A complemento delle piante precedenti si mostrano questi due piccoli rilievi di origine francese. Molto simili fra loro e pubblicati dallo stesso editore mostrano interessanti analogie e differenze che riferiscono di due situazioni urbanistiche diverse: una prima dell’Unità d’Italia e l’altra dopo.
In ambedue le piante non figura la strada di Campansi (che abbiamo visto invece comparire nella pianta precedente) ed è indicato in francese il Jardin Botanique collocato presso l’Hopital della Scala (18); la Porta S. Viene delle piante precedenti assume definitivamente il nome di P.a Pispini.

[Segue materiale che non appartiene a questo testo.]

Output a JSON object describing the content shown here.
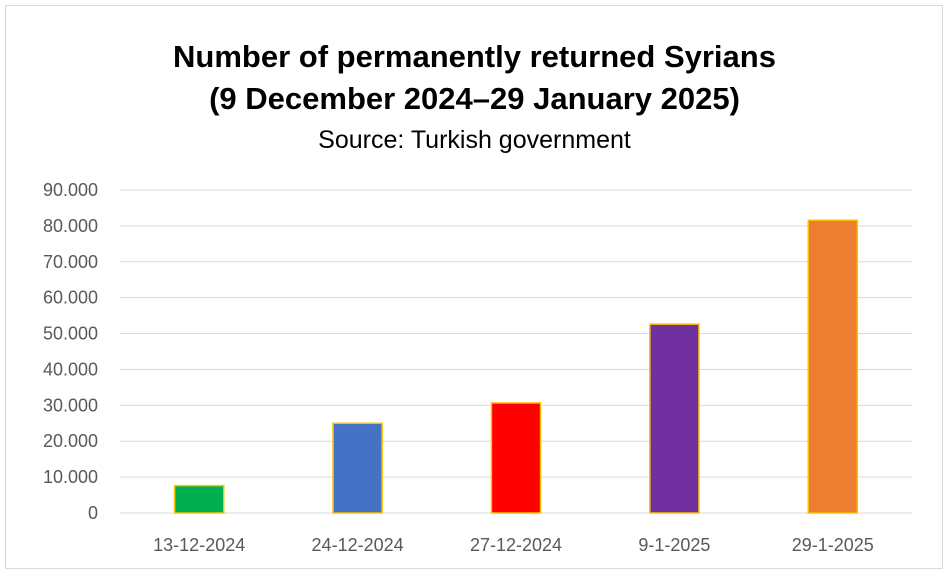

La differenza più evidente fra le due illustrazioni della città è la variazione del nome da Piazza del Campo (15) a quello post-unitario di Place V.o Emanuele. Le altre sono: la diversa e più completa indicazione della Station du Chemin de Fer, un accennato e nuovo collegamento della P.a Camullia – correzione di Camollia – con la zona esterna alle mura (Piazza d’Armi ancora non segnalata) ed infine l’indicazione di Manicomio che compare solo nella pianta più tarda.
Anche la didascalia, o meglio la LEGENDE, presenta due diversità. Le prime undici indicazioni sulla colonna di sinistra si riferiscono alle chiese principali della città, seguite da altri nove luoghi di interesse ed in esse la differenza è rappresentata dalla spostamento dell’indicazione delle Poste che passa dal Palazzo del Governo (16) alla Piazza Salimbeni (24) (v. la colonna successiva Suite), in una posizione che abbiamo già visto in piante precedenti.
E’ questa la prima volta che in un rilievo compare l’indicazione esplicita di detta Piazza ed anche l’esame del dettaglio mostra che nella seconda pianta lo spazio antistante i Palazzi Tantucci (Poste) e Salimbeni ha assunto la configurazione di una piazzetta.
La trasformazione, dopo l’acquisizione dei due palazzi da parte del Monte dei Paschi, avvenne nel 1877 ad opera dell’architetto Partini, con il conseguente spostamento della Antica Dogana in Piazza degli Umiliati, poi del Sale.
L’altra differenza altrettanto importante è l’aggiunta di Piazza dell’Indipendenza (25), a conferma del fatto che il rilievo è decisamente post-unitario. Curiosamente le indicazioni degli alberghi, visibili in basso a destra nella prima pianta, scompaiono nella seconda, come se questa fosse destinata ad una utenza diversa.